この時代、この敷地に、オーディオテクニカのONLY ONE建築。

東京都町田市の本社新社屋が、予定どおり竣工しました。1965年に新宿区から移転して以来、社業の発展とともに増改築を重ねた建物をすべて撤去。グローバルな企業展開を加速するオーディオテクニカのランドマークとして、おなじ敷地内に新しく建設された3棟の社屋です。ちょっと不思議なカタチをした地上5階建ての中央棟に、本社機能全般と技術関連施設を収容しています。
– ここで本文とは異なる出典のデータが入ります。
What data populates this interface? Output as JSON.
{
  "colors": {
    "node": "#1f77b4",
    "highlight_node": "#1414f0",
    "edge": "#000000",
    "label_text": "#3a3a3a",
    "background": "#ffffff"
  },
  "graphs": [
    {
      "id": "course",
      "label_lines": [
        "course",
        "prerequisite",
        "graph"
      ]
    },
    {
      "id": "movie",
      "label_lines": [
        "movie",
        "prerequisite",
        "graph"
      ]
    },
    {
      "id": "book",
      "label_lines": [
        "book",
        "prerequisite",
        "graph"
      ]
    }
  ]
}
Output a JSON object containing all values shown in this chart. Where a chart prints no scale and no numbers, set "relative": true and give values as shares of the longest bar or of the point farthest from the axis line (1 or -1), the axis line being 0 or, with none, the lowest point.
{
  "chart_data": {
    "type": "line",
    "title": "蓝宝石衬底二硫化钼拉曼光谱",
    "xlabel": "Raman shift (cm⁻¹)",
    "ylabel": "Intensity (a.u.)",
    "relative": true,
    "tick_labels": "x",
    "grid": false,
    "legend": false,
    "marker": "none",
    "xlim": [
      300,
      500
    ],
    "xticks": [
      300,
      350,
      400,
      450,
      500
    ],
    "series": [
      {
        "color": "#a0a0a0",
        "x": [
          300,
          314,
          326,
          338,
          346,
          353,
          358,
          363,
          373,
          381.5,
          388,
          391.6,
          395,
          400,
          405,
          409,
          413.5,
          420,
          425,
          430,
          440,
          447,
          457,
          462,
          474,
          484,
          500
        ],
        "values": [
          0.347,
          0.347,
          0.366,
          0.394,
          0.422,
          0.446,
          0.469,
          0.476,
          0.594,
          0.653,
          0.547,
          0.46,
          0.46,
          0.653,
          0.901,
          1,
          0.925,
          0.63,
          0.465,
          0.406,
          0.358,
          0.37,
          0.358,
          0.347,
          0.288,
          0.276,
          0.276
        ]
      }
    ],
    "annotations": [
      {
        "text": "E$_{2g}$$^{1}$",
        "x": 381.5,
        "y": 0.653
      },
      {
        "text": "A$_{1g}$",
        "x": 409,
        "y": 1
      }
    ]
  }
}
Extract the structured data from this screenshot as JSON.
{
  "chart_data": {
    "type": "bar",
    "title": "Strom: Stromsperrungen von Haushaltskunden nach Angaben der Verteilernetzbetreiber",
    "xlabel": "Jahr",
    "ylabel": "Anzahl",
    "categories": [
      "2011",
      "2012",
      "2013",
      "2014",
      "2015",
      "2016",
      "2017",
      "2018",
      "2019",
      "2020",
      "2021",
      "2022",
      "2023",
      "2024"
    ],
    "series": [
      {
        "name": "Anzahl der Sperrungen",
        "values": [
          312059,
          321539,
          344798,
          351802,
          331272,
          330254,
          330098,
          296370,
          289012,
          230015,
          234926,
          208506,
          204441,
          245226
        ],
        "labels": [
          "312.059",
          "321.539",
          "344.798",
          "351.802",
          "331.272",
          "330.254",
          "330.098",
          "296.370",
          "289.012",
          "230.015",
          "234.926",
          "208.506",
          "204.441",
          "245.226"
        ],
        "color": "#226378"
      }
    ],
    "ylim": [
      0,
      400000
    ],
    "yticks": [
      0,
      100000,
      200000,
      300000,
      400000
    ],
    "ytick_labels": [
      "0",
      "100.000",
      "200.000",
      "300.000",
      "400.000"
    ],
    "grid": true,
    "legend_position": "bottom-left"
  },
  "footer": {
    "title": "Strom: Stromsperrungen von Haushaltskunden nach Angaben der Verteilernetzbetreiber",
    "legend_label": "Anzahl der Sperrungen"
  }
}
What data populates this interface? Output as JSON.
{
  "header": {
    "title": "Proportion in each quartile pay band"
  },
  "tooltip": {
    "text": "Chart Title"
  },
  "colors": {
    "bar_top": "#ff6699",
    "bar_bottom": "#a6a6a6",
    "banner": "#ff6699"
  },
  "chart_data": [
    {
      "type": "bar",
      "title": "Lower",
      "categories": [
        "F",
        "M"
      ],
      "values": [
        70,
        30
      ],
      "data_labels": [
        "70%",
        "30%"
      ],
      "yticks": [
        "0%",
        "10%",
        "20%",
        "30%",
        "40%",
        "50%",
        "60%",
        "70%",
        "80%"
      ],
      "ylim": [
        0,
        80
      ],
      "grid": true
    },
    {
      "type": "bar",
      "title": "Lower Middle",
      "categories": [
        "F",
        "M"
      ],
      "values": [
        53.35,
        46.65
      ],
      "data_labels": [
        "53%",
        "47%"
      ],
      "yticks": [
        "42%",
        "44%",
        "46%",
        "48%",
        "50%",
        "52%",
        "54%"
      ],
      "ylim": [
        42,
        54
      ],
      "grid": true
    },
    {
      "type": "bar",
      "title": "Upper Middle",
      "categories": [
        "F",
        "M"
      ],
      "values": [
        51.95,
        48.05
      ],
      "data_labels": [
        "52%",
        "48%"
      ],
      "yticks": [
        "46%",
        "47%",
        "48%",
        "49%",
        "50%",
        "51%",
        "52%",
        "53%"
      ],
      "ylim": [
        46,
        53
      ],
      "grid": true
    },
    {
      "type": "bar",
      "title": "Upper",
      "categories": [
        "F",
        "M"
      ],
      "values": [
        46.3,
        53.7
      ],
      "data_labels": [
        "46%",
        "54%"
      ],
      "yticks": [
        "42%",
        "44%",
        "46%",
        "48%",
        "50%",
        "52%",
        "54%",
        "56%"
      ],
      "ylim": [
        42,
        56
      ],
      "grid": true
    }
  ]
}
奥行の長い中央棟は事務管理ゾーンと研究開発ゾーンに分かれ、「光庭」のある交流ゾーンを通って自由に往来することができます。明るい交流ゾーンのエントランスホールに並んでいる蓄音機は、創業者松下秀雄が世界各国で収集した貴重なコレクションの一部です。

敷地全体のなだらかな傾斜を利用して、前後のフロアには段差を設けています。基準階をもたずに、それぞれ役割が異なるふたつのゾーンをスロープと階段でむすんだユニークなスキップフロア構造です。左右に配置した付属棟には設備ヤードや食堂などがあります。

外観も内容もONLY ONEをめざした本社新社屋。設計/施工は早稲田大学赤坂喜顕研究室と竹中工務店に依頼しました。2001年のテクニカハウス(東京都文京区)、2010年のオーディオテクニカフクイ(福井県越前市)社屋とおなじスタッフです。それらの経験・実績がなければ、このような本社社屋の創造は実現できなかったことでしょう。新たなオーディオテクニカのエネルギーが、ここからまた生み出されます。